While over the last few months I’ve neglected posting my ideas, thoughts, news and commentary here at mshanks.com, I’ve had a fascinating series of encounters with some wonderful people, organizations and businesses.
And I am preparing some posts – I greatly value the process of logging this learning journey I am so lucky to be following. The rumination certainly gets me thinking.
From the field of “design”, and my perspective as a kind of design archaeologist, my attention has really shifted to understanding creativity and innovation, and yes, under a long term human centered archaeological perspective.
It seems so important that we embrace human creative capacities to reframe and renew, in a world of runaway change and so-called disruptive innovation.
The great book with Gary is still underway, and definitely has a major theme of social and cultural innovation in antiquity, and much more explicitly now using the tool kit I share in the growing activities of Stanford Foresight and Innovation [Link]. I’ve been working with all sorts of organizations large and small to understand and implement creative cultures of learning and innovation — including SAP, Tesla, Elon University, Roskilde University, Brazil’s National Confederation of Transport. A favorite remains the world of automotive design; I am proud of my affiliation with the Historic Vehicle Association of America. We ran a pop-up museum in Manhattan last December 2016 and then Mark Gessler and I hosted an event at the Detroit Motor Show in January on the future past of the automobile. This year too my work with the International Advisory Board in Rotterdam took on a review of culture and the arts in this extraordinary Dutch city, where I also continue to work with Janne Vereiken’s Spring Company.

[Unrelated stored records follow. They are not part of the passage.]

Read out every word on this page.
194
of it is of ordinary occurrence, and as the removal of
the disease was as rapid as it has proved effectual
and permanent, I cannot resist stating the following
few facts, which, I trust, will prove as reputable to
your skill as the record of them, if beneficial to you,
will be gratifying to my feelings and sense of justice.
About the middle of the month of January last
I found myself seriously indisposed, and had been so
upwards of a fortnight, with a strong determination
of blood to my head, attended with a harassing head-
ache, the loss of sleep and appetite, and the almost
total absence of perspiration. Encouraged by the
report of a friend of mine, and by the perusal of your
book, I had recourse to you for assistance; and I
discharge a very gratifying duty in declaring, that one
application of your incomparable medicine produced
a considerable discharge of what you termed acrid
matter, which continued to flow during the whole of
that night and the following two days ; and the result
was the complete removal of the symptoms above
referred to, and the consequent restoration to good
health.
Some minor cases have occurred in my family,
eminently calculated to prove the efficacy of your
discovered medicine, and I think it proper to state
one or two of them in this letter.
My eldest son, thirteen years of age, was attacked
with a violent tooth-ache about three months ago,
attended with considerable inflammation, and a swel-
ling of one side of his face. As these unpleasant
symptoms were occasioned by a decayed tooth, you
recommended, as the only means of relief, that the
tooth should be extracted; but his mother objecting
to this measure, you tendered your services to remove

Our group Foresight and Innovation has established great new relationships with old friends in Stanford Continuing Studies with an online program, d.global, offering classes in strategic foresight and design innovation. We also have a fruitful relationship with Stanford’s MediaX around futures – of learning, of mobility, of the past.
My authoring and composition has definitely taken not so much a fresh turn to what Connie Svabo and I are calling “scholartistry” (the convergence of experimental research and scholarship with arts practice), but certainly I am making a new much enlarged investment in creative scholarship. I have been so inspired by the performance design group at Roskilde, and the long term field project in the English Scottish borders is taking on a curious life of its own as I pursue my deep mapping of the prehistoric and Roman north, and everything before and after – not so much psychogeography as a cosmogenic mythogeography – inspiration from from Hesiod to Sebald via Ovid and John Wallis (the obscure 18th century antiquarian and curate whose alchemical itinerary continues to fascinate).
In December Mike Pearson and I were artists in residence at Bard Graduate Center – five works of theater archaeology on the theme of staging evidence.
The studio lab in Stanford – Metamedia|Pragmatology has undergone a complete clear out in the wake of this shift to exploring creativity. A saturated creative maker space. I am looking forward to a new class next year – Design thinking for the creative Humanities. There are great collections of Lego blocks ready to stimulate wild model making (courtesy of Benjamin Finley Shanks). Old friends and colleagues will nevertheless still recognize what it’s all about – the ongoing conversation around fresh thinking and intervention in matters of common and pressing human concern.
Prehistoric carvings at the extraordinary corporeal rock at Routin Linn, Northumberland. June 2017.